State Farm Mutual Automobile Insurance v. Fenelon

—In (1) a proceeding pursuant to CPLR 7503 to stay arbitration of an uninsured motorist claim (Proceeding No. 1), and (2) a related proceeding pursuant to CPLR 7503 to compel the arbitration of an uninsured motorist claim (Proceeding No. 2), Colonial Penn Insurance Company appeals from a judgment of the Supreme Court, Queens County (Kassoff, J.), dated February 14, 1992, which, after a joint hearing and decision by the same court (Groh, J.), inter alia, granted the petition in Proceeding No. 1, and dismissed the petition in Proceeding No. 2 insofar as it is asserted against State Farm Mutual Automobile Insurance Company, and declared that the appellant did insure the alleged uninsured motor vehicle involved in the accident in question.

Ordered that the judgment is affirmed, with costs to State Farm Mutual Automobile Insurance Company.

As the party seeking to stay arbitration in these proceedings, State Farm Mutual Automobile Insurance Company (hereinafter State Farm) bore the initial burden of proving at the framed issue hearing that the alleged offending vehicle was insured (see, Matter of Aetna Cas. & Sur. Co. v McMichael, 176 AD2d 315; Matter of Nationwide Ins. Co. [Dye— Metropolitan Prop. & Liab. Ins. Co.], 170 AD2d 683; Matter of Insurance Co. v Castillo, 158 AD2d 691). Contrary to the appellant’s claim, State Farm met its burden by introducing into evidence a copy of the "Registration Plate Record” from the New York State Department of Motor Vehicles, which indicated that the appellant insured the offending vehicle at the time of the accident (see, Matter of Eagle Ins. Co. v Tichman, 185 AD2d 884; Matter of Insurance Co. v Castillo, supra; Matter of Liberty Mut. Ins.
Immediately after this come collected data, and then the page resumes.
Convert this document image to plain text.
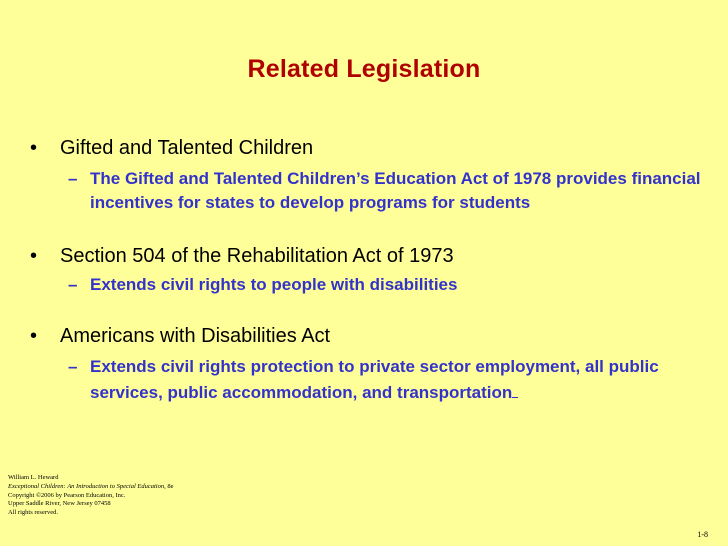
Related Legislation
• Gifted and Talented Children
– The Gifted and Talented Children’s Education Act of 1978 provides financial incentives for states to develop programs for students
• Section 504 of the Rehabilitation Act of 1973
– Extends civil rights to people with disabilities
• Americans with Disabilities Act
– Extends civil rights protection to private sector employment, all public services, public accommodation, and transportation
William L. Heward
Exceptional Children: An Introduction to Special Education, 8e
Copyright ©2006 by Pearson Education, Inc.
Upper Saddle River, New Jersey 07458
All rights reserved.
1-8
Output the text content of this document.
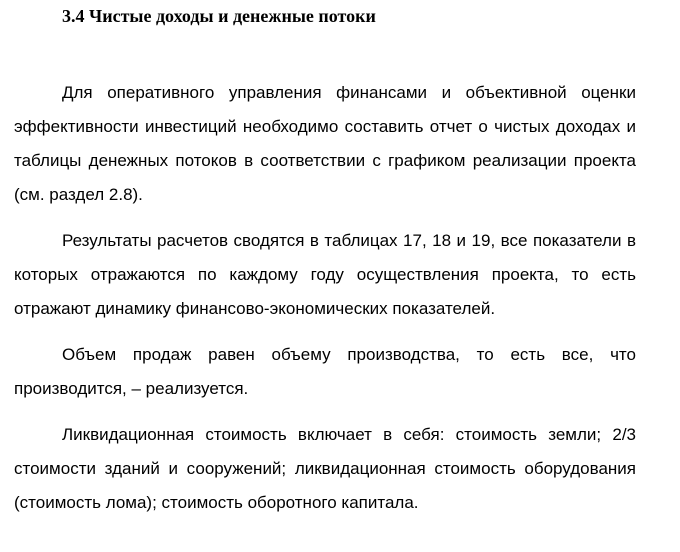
3.4 Чистые доходы и денежные потоки

Для оперативного управления финансами и объективной оценки эффективности инвестиций необходимо составить отчет о чистых доходах и таблицы денежных потоков в соответствии с графиком реализации проекта (см. раздел 2.8).

Результаты расчетов сводятся в таблицах 17, 18 и 19, все показатели в которых отражаются по каждому году осуществления проекта, то есть отражают динамику финансово-экономических показателей.

Объем продаж равен объему производства, то есть все, что производится, – реализуется.

Ликвидационная стоимость включает в себя: стоимость земли; 2/3 стоимости зданий и сооружений; ликвидационная стоимость оборудования (стоимость лома); стоимость оборотного капитала.
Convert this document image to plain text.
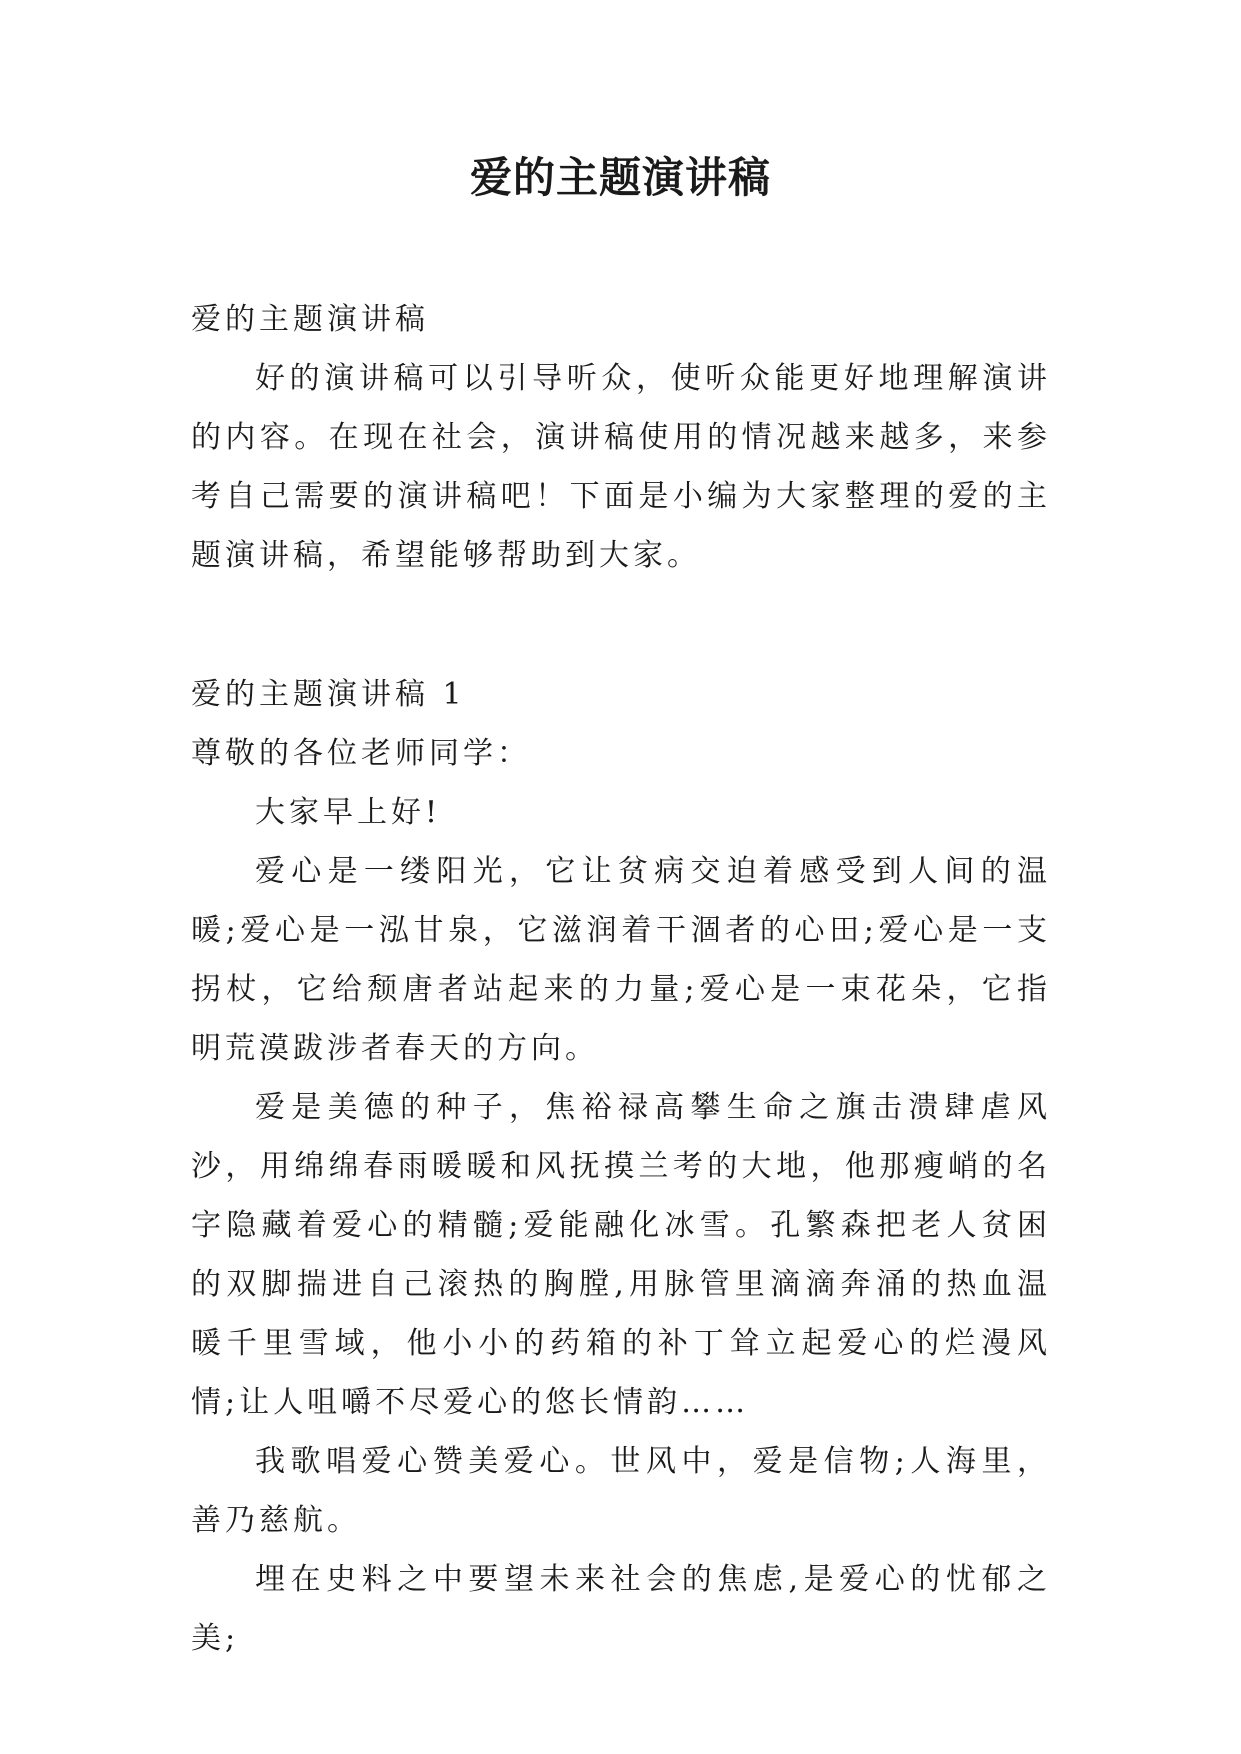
爱的主题演讲稿

爱的主题演讲稿

好的演讲稿可以引导听众，使听众能更好地理解演讲的内容。在现在社会，演讲稿使用的情况越来越多，来参考自己需要的演讲稿吧！下面是小编为大家整理的爱的主题演讲稿，希望能够帮助到大家。

爱的主题演讲稿 1

尊敬的各位老师同学：

大家早上好!

爱心是一缕阳光，它让贫病交迫着感受到人间的温暖;爱心是一泓甘泉，它滋润着干涸者的心田;爱心是一支拐杖，它给颓唐者站起来的力量;爱心是一束花朵，它指明荒漠跋涉者春天的方向。

爱是美德的种子，焦裕禄高攀生命之旗击溃肆虐风沙，用绵绵春雨暖暖和风抚摸兰考的大地，他那瘦峭的名字隐藏着爱心的精髓;爱能融化冰雪。孔繁森把老人贫困的双脚揣进自己滚热的胸膛,用脉管里滴滴奔涌的热血温暖千里雪域，他小小的药箱的补丁耸立起爱心的烂漫风情;让人咀嚼不尽爱心的悠长情韵……

我歌唱爱心赞美爱心。世风中，爱是信物;人海里，善乃慈航。

埋在史料之中要望未来社会的焦虑,是爱心的忧郁之美;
Co. v Horowitz, 121 AD2d 634).

*437Once State Farm presented a prima facie case, the burden shifted to the appellant insurance company, as the party seeking to disclaim coverage, to prove that it did not insure the offending vehicle at the time of the accident (see, Matter of Insurance Co. v Castillo, supra). Upon our review of the record, we find that the appellant failed to sustain its burden. In this regard, we note that although the Registration Plate Record contained no indication that an assigned risk rather than a voluntary policy had been issued to the offending vehicle, the appellant’s underwriter searched only the company’s assigned risk files before concluding that the appellant did not insure the offending vehicle prior to the accident. Under these circumstances, we perceive no reason to disturb the Supreme Court’s finding that the appellant insured the offending vehicle on the date of the accident (cf., Matter of Nationwide Ins. Co. [Dye — Metropolitan Prop. & Liab. Ins. Co.], supra). Mangano, P. J., Pizzuto, Altman and Krausman, JJ., concur.